I was driving across the island heading to visit family and friends in Nova Scotia. The bubble had opened, and I was excited to fly the roost. We stopped near Gander, and found a pond. It was an uncharacteristically warm day, enough so that I jumped into the water. It was not uncharacteristically warm. “It’s so strange, I can smell citrus. Thats not what fall smells like.” To me, autumn’s aromas are decomposing leaves, somehow fresh and dry, cinnamon, cool air—whatever that smells like. Grapefruit, not so much. I scoured the low brush to find the source. I found it, larch, but it couldn’t be, it doesn’t smell.
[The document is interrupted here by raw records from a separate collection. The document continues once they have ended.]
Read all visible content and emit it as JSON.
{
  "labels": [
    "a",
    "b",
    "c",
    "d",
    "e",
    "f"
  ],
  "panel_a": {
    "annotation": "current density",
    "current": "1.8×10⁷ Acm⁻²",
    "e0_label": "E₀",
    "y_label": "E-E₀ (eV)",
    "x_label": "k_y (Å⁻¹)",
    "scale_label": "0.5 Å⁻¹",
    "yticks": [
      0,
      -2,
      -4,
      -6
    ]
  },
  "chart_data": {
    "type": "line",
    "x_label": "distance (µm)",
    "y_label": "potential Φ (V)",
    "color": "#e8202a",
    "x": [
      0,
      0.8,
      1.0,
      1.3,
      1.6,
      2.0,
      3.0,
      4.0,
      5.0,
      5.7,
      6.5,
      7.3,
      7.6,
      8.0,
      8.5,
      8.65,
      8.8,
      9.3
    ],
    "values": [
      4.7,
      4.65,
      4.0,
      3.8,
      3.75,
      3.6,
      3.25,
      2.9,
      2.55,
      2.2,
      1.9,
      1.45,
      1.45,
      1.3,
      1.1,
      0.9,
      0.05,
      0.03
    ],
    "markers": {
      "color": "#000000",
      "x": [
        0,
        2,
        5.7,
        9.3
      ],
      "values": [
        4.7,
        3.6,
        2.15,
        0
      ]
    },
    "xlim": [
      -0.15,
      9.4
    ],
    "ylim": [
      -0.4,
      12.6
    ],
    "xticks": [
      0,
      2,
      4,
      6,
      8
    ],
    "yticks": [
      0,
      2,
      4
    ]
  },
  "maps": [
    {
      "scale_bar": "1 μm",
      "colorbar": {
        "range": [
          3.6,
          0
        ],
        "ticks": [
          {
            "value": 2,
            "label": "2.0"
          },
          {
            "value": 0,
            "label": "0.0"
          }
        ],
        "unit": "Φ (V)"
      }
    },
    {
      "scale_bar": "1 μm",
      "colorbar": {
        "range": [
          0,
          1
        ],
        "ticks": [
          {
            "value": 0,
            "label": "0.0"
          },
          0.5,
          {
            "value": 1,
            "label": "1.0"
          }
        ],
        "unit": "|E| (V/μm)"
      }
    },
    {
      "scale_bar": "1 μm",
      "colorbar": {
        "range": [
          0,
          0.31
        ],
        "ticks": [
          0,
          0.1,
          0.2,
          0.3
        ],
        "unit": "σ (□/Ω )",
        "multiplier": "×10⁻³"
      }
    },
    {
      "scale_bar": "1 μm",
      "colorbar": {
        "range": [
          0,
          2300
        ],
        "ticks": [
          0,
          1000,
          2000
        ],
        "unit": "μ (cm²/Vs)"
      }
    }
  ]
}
Well, I guess it does, and I’ve since learned that I can only find this citrus *smell* right before the needles turn orange and fall.


A beautiful smell and a lesson in humility, time outdoors never disappoints.


Ground.


n. The soil that is on or under the surface of the earth.

v. To balance physical, emotional and mental states.


Unlike fir, spruce or juniper—larch is one of the few coniferous trees that has needles which change colour and fall to the ground. Right before this happens, the needles smell distinctly like grapefruit. A fresh citrus top note is balanced with the deep smell of earth and woody scent of coniferous needles. It's like the flickering glow of the sun.